# Hello from Norway



## sondreal (Feb 23, 2013)

Hello,
Im a 22 year old man from Norway, grown up by the sea, and always wanted to be on the sea. So Ive signed up for a sailing course over 4 weeks this summer.

So if anyone got a crew spot avaible for a beginner, and will be willing to teach me how to sail, and other basics just send me a PM, I can come to any corners of the world. Im also willing to pay for a opportunity like this.


----------



## jrd22 (Nov 14, 2000)

Welcome to SN sondreal! Hope you enjoy your sailing class, share some pictures here OK?


----------



## PCP (Dec 1, 2004)

Hi,

Welcome. There are some Nordic guys around, maybe you can get lucky, but I guess that will happen after everybody know you better. Have fun with your course and don't be a stranger.

regards

Paulo


----------



## Capt. Gary Randall (Jun 1, 2012)

hello Sondreal, welcome to SailNet. You'll find a lot of information here, as well as sailors from beginners to old salts! if you are looking to get a private message you need to get your post count up. So feel free to comment on other posts or start your own thread. Once you have so many posts then you can receive and send Pvt. messages. This is here so that you will not get any spam...... if there's any way I can help you let me know. CaptG


----------



## sondreal (Feb 23, 2013)

Thanks alot for a warm welcome! I didnt know that stuff about the post count to retrieve private messages, sorry. 

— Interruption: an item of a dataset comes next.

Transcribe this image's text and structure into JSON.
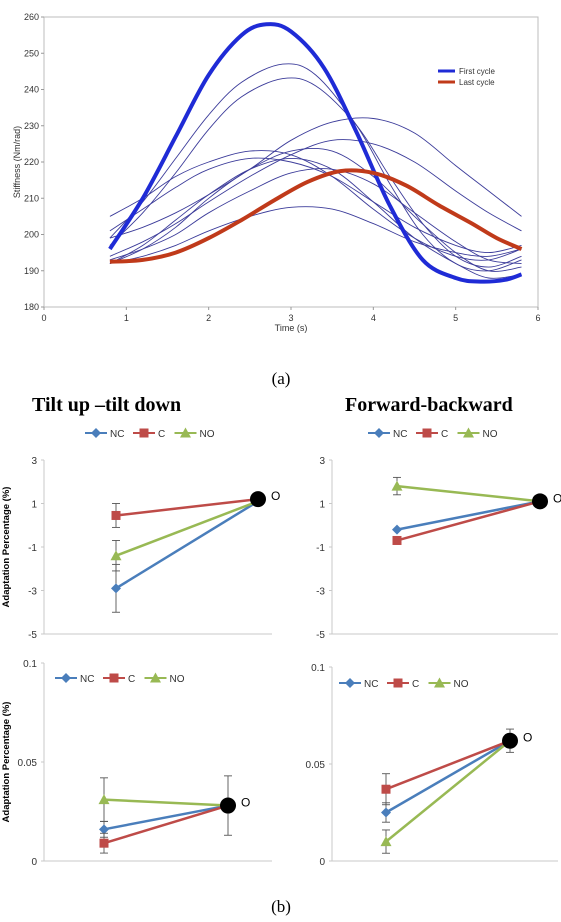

Yeah, I am looking forward to that sail course. I will take some pictures and share with you guys. 

I am currently looking for a robust, kinda cheap sailboat now,and it has to be easy to sail, not to big, and not too small. So if anyone have some tips on great beginner boats, that can take a beating and can handle some short trips I would really appriciate it.

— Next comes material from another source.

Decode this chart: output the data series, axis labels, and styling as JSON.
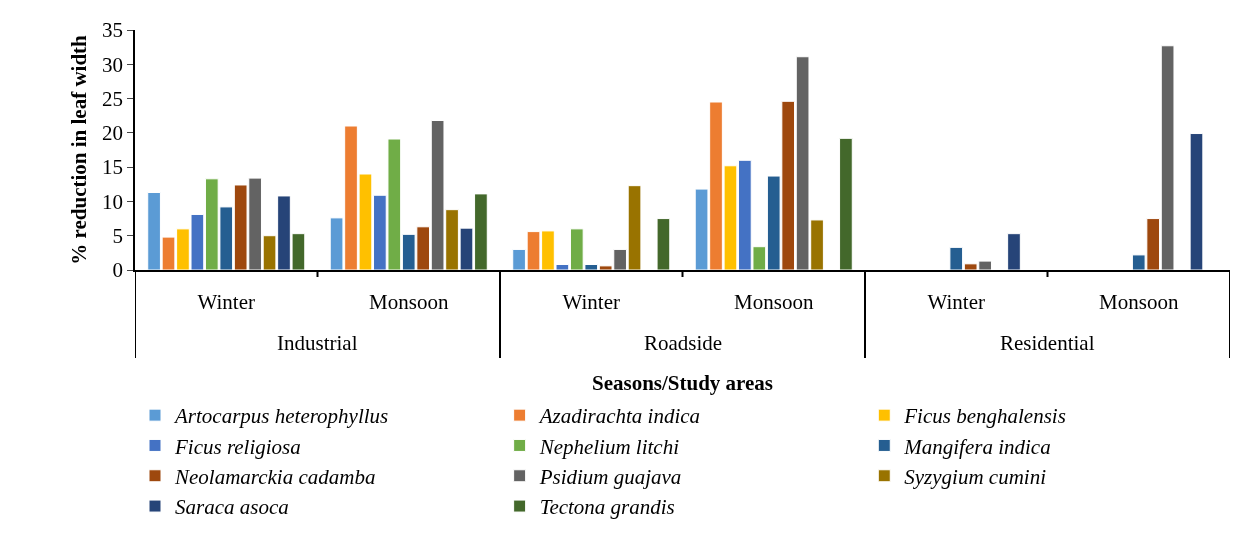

Again, thanks alot for your feedback


----------



## PCP (Dec 1, 2004)

Size, budget and intended use would help


----------



## bljones (Oct 13, 2008)

Welcome aboard, sondreal. My wife's family is from Drammen.


----------



## sondreal (Feb 23, 2013)

PCP said:


> Size, budget and intended use would help


I dont know size, but I guess 26 feet or something. Budget 40.000$ , dont want to spend too much in my first boat, and Im not afraid to do some work on the boat. Do you know if it is any countries that is cheaper to get sailboats in? In Norway the boats are rather expensive.



bljones said:


> Welcome aboard, sondreal. My wife's family is from Drammen.

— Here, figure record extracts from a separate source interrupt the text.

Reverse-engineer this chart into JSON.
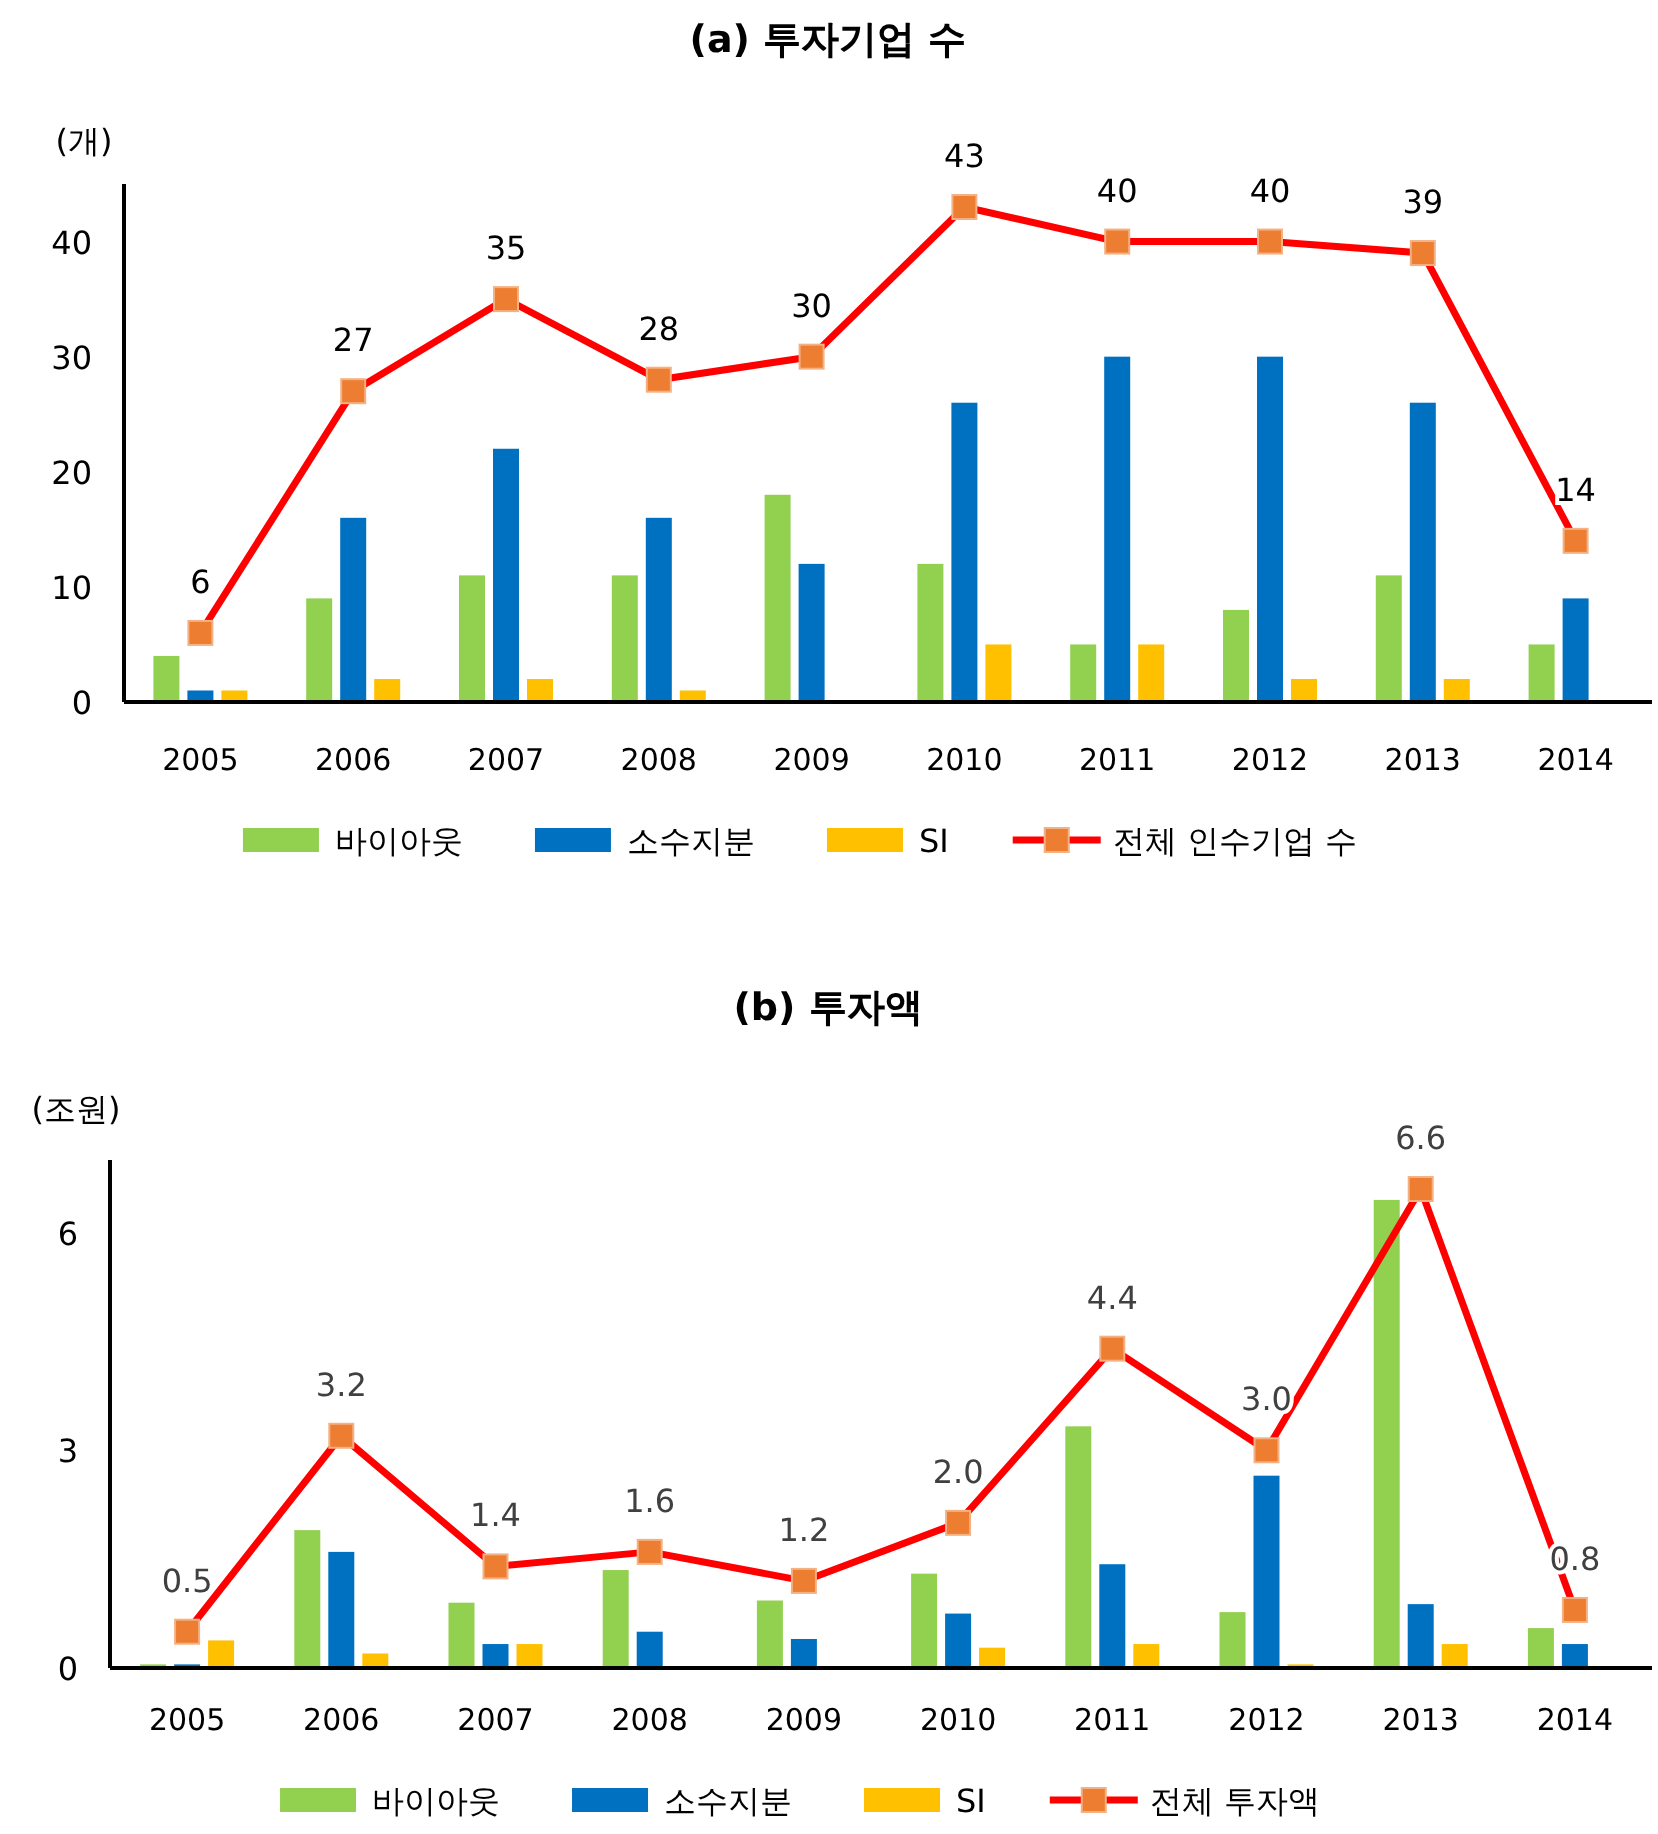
{
  "chart_data": [
    {
      "type": "bar",
      "title": "(a) 투자기업 수",
      "ylabel": "(개)",
      "categories": [
        "2005",
        "2006",
        "2007",
        "2008",
        "2009",
        "2010",
        "2011",
        "2012",
        "2013",
        "2014"
      ],
      "series": [
        {
          "name": "바이아웃",
          "color": "#92d050",
          "values": [
            4,
            9,
            11,
            11,
            18,
            12,
            5,
            8,
            11,
            5
          ]
        },
        {
          "name": "소수지분",
          "color": "#0070c0",
          "values": [
            1,
            16,
            22,
            16,
            12,
            26,
            30,
            30,
            26,
            9
          ]
        },
        {
          "name": "SI",
          "color": "#ffc000",
          "values": [
            1,
            2,
            2,
            1,
            0,
            5,
            5,
            2,
            2,
            0
          ]
        },
        {
          "name": "전체 인수기업 수",
          "type": "line",
          "color": "#ff0000",
          "marker": "square",
          "values": [
            6,
            27,
            35,
            28,
            30,
            43,
            40,
            40,
            39,
            14
          ],
          "value_labels": [
            "6",
            "27",
            "35",
            "28",
            "30",
            "43",
            "40",
            "40",
            "39",
            "14"
          ]
        }
      ],
      "ylim": [
        0,
        45
      ],
      "yticks": [
        0,
        10,
        20,
        30,
        40
      ],
      "grid": false,
      "legend": "bottom"
    },
    {
      "type": "bar",
      "title": "(b) 투자액",
      "ylabel": "(조원)",
      "categories": [
        "2005",
        "2006",
        "2007",
        "2008",
        "2009",
        "2010",
        "2011",
        "2012",
        "2013",
        "2014"
      ],
      "series": [
        {
          "name": "바이아웃",
          "color": "#92d050",
          "values": [
            0.05,
            1.9,
            0.9,
            1.35,
            0.93,
            1.3,
            3.33,
            0.77,
            6.45,
            0.55
          ]
        },
        {
          "name": "소수지분",
          "color": "#0070c0",
          "values": [
            0.05,
            1.6,
            0.33,
            0.5,
            0.4,
            0.75,
            1.43,
            2.65,
            0.88,
            0.33
          ]
        },
        {
          "name": "SI",
          "color": "#ffc000",
          "values": [
            0.38,
            0.2,
            0.33,
            0,
            null,
            0.28,
            0.33,
            0.05,
            0.33,
            0
          ]
        },
        {
          "name": "전체 투자액",
          "type": "line",
          "color": "#ff0000",
          "marker": "square",
          "values": [
            0.5,
            3.2,
            1.4,
            1.6,
            1.2,
            2.0,
            4.4,
            3.0,
            6.6,
            0.8
          ],
          "value_labels": [
            "0.5",
            "3.2",
            "1.4",
            "1.6",
            "1.2",
            "2.0",
            "4.4",
            "3.0",
            "6.6",
            "0.8"
          ]
        }
      ],
      "ylim": [
        0,
        7
      ],
      "yticks": [
        0,
        3,
        6
      ],
      "grid": false,
      "legend": "bottom"
    }
  ]
}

Thanks alot, I am from the western part of Norway, living on an island called Averøy.  Maybe you know Atlantic road? I live 300 meter from that road, so it's a really great place for boat life, diving and trips. Norway isnt the warmest country, but hey, we're vikings


----------



## pragyaware (Mar 2, 2013)

Hi Sondreal i am from India, i also love sea very much that why i visited God 3-4 times in a year but i never visit any i-land. I have wish to go there in future.


----------



## Capt. Gary Randall (Jun 1, 2012)

https://www.google.com/search?q=lea...z=1C1NNVC_enUS491US511&aq=1&oq=Learn+to+sail+


----------



## ShortCircuit (Jul 15, 2011)

Hi, Sondreal! My wife and I took a trip down the west coast two years ago and loved it. Her family comes from Trondheim. I'd live in Bergen or Oslo if I could; such beautiful cities, such friendly people.

If you make it out to Seattle, we'd be happy to take you out for a sail on Puget Sound. Plenty of inexpensive boats here, too.


----------